Sie wartete schweigend, bis George sich einen Ruck gab. Helen rechnete damit, dass ihm kindliche Tränen in die Augen stiegen, doch George erwiderte ihren Blick ruhig und fest.
»Ich werde Sie immer lieben!«, erklärte er. »Immer. Egal, wo Sie sein werden und was Sie tun. Egal, wo ich sein werde und was ich tue. Ich liebe Sie, nur Sie allein. Vergessen Sie das nie, Miss Davenport.«
5
Die Dublin war ein imponierendes Schiff, selbst wenn sie noch nicht unter vollen Segeln stand. Helen und den Waisenmädchen erschien sie groß wie ein Haus, und tatsächlich sollte die Dublin in den nächsten drei Monaten deutlich mehr Menschen beherbergen als eine gewöhnliche Mietskaserne. Helen hoffte, dass sie nicht auch ebenso brand-und einsturzgefährdet war, aber zumindest auf Seetüchtigkeit wurden die Schiffe nach Neuseeland vor der Abfahrt überprüft. Die Schiffseigner mussten den Kontrolleuren der Krone nachweisen, dass eine ausreichende Kabinenbelüftung gewährleistet war und dass sie genügend Proviant an Bord hatten. Diese Verpflegung wurde heute zum Teil noch geladen, und Helen ahnte bereits, was ihr blühte, als sie die Fässer voll Pökelfleisch, die Säcke voll Mehl und Kartoffeln und die Pakete voll Schiffszwieback am Anleger stehen sah. Sie hatte schon gehört, dass die Kost an Bord alles andere als abwechslungsreich sei – zumindest für die Passagiere im Zwischendeck. Die Kabinengäste der ersten Klasse wurden da ganz anders verpflegt. Für die, munkelte man, käme sogar ein Koch an Bord.

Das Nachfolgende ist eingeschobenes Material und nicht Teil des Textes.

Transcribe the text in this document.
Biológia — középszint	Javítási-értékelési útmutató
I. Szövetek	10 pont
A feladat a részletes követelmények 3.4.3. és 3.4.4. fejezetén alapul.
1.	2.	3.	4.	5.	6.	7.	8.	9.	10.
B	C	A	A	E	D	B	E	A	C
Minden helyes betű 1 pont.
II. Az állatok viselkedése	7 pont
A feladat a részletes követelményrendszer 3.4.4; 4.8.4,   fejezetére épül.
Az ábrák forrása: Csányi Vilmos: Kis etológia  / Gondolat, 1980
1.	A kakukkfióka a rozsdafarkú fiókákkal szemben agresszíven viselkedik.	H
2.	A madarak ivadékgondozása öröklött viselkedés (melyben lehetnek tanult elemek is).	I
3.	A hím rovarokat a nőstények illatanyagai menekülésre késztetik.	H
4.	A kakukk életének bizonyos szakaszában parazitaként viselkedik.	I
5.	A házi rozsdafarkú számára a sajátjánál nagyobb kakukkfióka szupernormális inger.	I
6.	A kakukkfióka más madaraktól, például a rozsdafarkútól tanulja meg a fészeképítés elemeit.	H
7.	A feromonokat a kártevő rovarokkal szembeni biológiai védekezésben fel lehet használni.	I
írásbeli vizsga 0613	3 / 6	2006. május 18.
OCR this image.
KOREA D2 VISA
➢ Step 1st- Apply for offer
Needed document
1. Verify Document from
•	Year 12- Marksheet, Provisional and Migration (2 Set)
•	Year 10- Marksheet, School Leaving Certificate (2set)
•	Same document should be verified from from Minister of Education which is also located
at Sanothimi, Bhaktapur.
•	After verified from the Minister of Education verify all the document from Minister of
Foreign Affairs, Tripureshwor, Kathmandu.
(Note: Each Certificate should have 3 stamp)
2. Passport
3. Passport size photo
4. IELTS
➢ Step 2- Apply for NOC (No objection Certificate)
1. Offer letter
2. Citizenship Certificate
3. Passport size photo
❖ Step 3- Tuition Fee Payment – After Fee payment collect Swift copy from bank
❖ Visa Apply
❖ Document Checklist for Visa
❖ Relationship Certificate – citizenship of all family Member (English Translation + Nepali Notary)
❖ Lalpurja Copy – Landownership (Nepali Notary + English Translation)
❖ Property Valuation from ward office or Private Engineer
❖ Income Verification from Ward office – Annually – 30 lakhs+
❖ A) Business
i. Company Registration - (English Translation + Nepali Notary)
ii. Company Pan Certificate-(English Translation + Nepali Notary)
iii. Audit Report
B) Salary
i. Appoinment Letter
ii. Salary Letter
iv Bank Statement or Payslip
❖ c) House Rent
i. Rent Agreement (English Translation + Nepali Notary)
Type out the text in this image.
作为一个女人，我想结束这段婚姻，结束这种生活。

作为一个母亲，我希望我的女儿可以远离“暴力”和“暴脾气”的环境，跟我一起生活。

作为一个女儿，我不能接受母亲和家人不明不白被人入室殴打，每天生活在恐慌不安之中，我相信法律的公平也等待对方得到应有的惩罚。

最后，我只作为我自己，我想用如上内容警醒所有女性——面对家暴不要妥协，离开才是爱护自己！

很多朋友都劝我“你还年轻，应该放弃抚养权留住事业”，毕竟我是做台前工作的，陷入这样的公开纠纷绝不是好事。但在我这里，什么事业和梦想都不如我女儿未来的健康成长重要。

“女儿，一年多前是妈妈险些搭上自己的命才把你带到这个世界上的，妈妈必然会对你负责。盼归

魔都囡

Das Einsteigen des »gemeinen Volkes« überwachten ein ruppiger Schiffsoffizier und der Bordarzt. Letzterer musterte Helen und die Mädchen kurz, fühlte einmal über die Stirn der Kinder, womit er vermutlich eine fiebrige Erkrankung erkennen wollte, und ließ sich ihre Zungen zeigen. Als dies alles keinen Befund ergab, nickte er dem Offizier zu, der daraufhin die Namen auf einer Liste abstrich.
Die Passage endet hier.